With the presumption that tests are easily and readily available by August, Fauci said that it is possible for players who test negative to play football -- and some fans may even be able to attend.

"I think it's feasible that negative testing players could play to an empty stadium," Fauci told King. "Is it guaranteed? No way. ... There will be virus out there and you will know your players are negative at the time they step onto the field. You're not endangering. ... Also, if the virus is so low that even in the general community the risk is low, then I could see filling a third of the stadium or half the stadium so people could be six feet apart. I mean, that's something that is again feasible depending on the level of infection."

For that to happen, though, progress needs to be made. Fauci said that if the NFL season were beginning right now, it simply could not happen.

"Right now, if you fast forward, and it is now September. The season starts. I say you can't have a season -- it's impossible. There's too much infection out there. It doesn't matter what you do," Fauci explained. "But I would hope that by the time you get to September it's not gonna be the way it is right now."

That being said, Fauci laid out two issues that figure to be major hurdles for the NFL -- and all other sports leagues, really. First, if at any point multiple players test positive for COVID-19, a quarantine of all the people who came into contact with those players will be necessary. Secondly, the inherent nature of body-to-body contact in sports lends itself to the virus spreading.

"This is a respiratory virus, so it's going to be spread by shedding virus," Fauci told King. "The problem with virus shedding is that if I have it in my nasal pharynx, and it sheds and I wipe my hand against my nose -- now it's on my hand. You see, then I touch my chest or my thigh, then it's on my chest or my thigh for at least a few hours.
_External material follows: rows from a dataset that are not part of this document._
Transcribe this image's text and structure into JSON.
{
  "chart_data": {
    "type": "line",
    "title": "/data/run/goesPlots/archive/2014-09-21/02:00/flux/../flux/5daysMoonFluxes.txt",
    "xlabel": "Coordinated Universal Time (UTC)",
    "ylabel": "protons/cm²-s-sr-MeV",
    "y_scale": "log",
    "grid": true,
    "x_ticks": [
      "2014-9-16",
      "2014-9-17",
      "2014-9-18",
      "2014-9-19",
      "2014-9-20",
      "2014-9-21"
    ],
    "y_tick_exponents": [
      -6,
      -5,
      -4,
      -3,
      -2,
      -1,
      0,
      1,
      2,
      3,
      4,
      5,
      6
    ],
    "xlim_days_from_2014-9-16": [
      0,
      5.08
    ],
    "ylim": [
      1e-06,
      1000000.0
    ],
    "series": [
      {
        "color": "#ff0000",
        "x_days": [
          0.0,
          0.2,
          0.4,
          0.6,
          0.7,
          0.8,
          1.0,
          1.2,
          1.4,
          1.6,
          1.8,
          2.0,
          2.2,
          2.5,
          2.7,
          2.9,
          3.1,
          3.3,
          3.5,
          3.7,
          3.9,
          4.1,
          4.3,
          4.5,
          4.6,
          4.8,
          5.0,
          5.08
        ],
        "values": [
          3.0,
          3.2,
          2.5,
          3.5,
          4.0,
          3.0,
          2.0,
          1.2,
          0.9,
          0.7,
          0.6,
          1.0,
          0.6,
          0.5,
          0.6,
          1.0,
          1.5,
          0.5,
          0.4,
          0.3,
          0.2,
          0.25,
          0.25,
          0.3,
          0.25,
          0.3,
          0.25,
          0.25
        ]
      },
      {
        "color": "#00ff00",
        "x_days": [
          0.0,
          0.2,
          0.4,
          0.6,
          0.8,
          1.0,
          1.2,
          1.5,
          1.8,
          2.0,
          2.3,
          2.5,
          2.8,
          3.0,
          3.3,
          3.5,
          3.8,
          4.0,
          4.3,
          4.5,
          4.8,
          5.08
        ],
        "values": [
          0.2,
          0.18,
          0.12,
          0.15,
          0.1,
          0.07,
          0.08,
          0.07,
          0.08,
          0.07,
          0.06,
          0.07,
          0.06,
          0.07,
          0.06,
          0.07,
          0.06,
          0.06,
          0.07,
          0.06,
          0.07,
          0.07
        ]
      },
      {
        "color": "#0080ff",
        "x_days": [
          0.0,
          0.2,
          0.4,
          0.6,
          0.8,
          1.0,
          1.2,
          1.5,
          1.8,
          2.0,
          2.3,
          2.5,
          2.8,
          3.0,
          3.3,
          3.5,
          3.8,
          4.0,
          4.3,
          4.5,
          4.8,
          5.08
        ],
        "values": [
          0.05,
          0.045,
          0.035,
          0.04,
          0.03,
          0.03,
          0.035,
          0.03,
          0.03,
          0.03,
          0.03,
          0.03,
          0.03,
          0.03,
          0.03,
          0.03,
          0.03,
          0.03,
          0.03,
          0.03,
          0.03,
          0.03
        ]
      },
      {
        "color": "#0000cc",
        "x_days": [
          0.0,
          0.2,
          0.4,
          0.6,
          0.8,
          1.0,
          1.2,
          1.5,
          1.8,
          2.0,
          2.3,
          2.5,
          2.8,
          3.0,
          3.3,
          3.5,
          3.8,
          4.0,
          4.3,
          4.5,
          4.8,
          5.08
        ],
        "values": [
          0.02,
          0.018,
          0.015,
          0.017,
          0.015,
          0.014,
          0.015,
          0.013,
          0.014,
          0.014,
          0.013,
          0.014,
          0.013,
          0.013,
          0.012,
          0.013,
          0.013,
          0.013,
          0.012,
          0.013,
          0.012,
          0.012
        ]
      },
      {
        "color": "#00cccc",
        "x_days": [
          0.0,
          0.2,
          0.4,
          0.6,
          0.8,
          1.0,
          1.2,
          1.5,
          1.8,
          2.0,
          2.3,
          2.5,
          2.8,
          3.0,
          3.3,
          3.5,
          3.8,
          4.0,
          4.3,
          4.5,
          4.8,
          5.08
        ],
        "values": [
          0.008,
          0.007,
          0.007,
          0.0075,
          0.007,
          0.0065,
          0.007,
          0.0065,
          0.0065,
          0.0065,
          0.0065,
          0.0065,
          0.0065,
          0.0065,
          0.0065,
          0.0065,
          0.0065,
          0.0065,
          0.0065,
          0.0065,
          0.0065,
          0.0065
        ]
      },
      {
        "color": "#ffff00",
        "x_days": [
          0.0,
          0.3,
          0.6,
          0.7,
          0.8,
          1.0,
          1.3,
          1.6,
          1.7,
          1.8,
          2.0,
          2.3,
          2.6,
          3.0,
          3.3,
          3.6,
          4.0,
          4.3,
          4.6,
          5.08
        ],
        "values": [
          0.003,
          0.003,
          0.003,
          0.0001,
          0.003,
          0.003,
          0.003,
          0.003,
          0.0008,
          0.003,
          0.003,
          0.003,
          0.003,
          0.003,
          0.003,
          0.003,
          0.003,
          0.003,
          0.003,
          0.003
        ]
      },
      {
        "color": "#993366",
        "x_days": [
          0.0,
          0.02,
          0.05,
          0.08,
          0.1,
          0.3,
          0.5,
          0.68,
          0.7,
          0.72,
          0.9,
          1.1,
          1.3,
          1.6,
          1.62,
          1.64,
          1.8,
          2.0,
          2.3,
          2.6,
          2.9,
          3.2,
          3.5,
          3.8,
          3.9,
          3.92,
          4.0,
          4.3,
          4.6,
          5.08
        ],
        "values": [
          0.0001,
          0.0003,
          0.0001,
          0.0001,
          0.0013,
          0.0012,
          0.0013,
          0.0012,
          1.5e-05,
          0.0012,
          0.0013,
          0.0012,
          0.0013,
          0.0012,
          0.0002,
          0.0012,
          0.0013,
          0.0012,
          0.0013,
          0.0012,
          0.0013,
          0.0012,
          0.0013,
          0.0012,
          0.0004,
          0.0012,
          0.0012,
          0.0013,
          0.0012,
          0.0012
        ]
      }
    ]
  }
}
Sweat as such won't transmit it. But if people are in such close contact as football players are on every single play, then that's the perfect set up for spreading. I would think that if there is an infected football player on the field -- a middle linebacker, a tackle, whoever it is  -- as soon as they hit the next guy, the chances are that they will be shedding virus all over that person. If you really want to be in a situation where you want to be absolutely certain, you'd test all the players before the game. And you say, Those who are infected: Sorry, you're sidelined. Those who are free: Get in there and play."

Fauci added: "To be 100 percent sure, you've got to test every day. But that's not practical and that's never going to happen. But you can diminish dramatically by testing everybody Saturday night, Sunday morning, and say OK, only negative players play."

Fauci said that "there is virtually no chance [the virus] will be eradicated" over the summer, and thus, it will return in the fall.

"It will be entirely dependent on the effectiveness with which we as a society respond to the inevitable outbreak that will occur," Fauci said of the fall. "Even if the virus goes down dramatically in June and July and August, as the virus starts returning in the fall, it would be in my mind, shame on us if we don't have in place all of the mechanisms to prevent it from blowing up again. In other words, enough testing to test everybody that needs to be tested. Enough testing so that when someone gets infected, you could immediately do contact tracing and isolation to prevent the infection from going to a couple of infections to hundreds of infections. That's how you control an outbreak. So, practically speaking, the success or failure, the ability or not, to actually have a football season is going to depend on just on what I said ... but what I'm really saying is it's unpredictable depending upon how we respond in the fall."

Asked directly if teams would have to pull off a star player -- Patrick Mahomes, for example -- if he tested positive, Fauci didn't hesitate.

"Absolutely, absolutely. It would be malpractice in medicine to put him on the field, absolutely," Fauci said.

Again, it wasn't a particularly optimistic or pessimistic view of what can happen with the NFL this fall. It was merely a fairly clear picture that an NFL season in 2020 is possible yet precarious.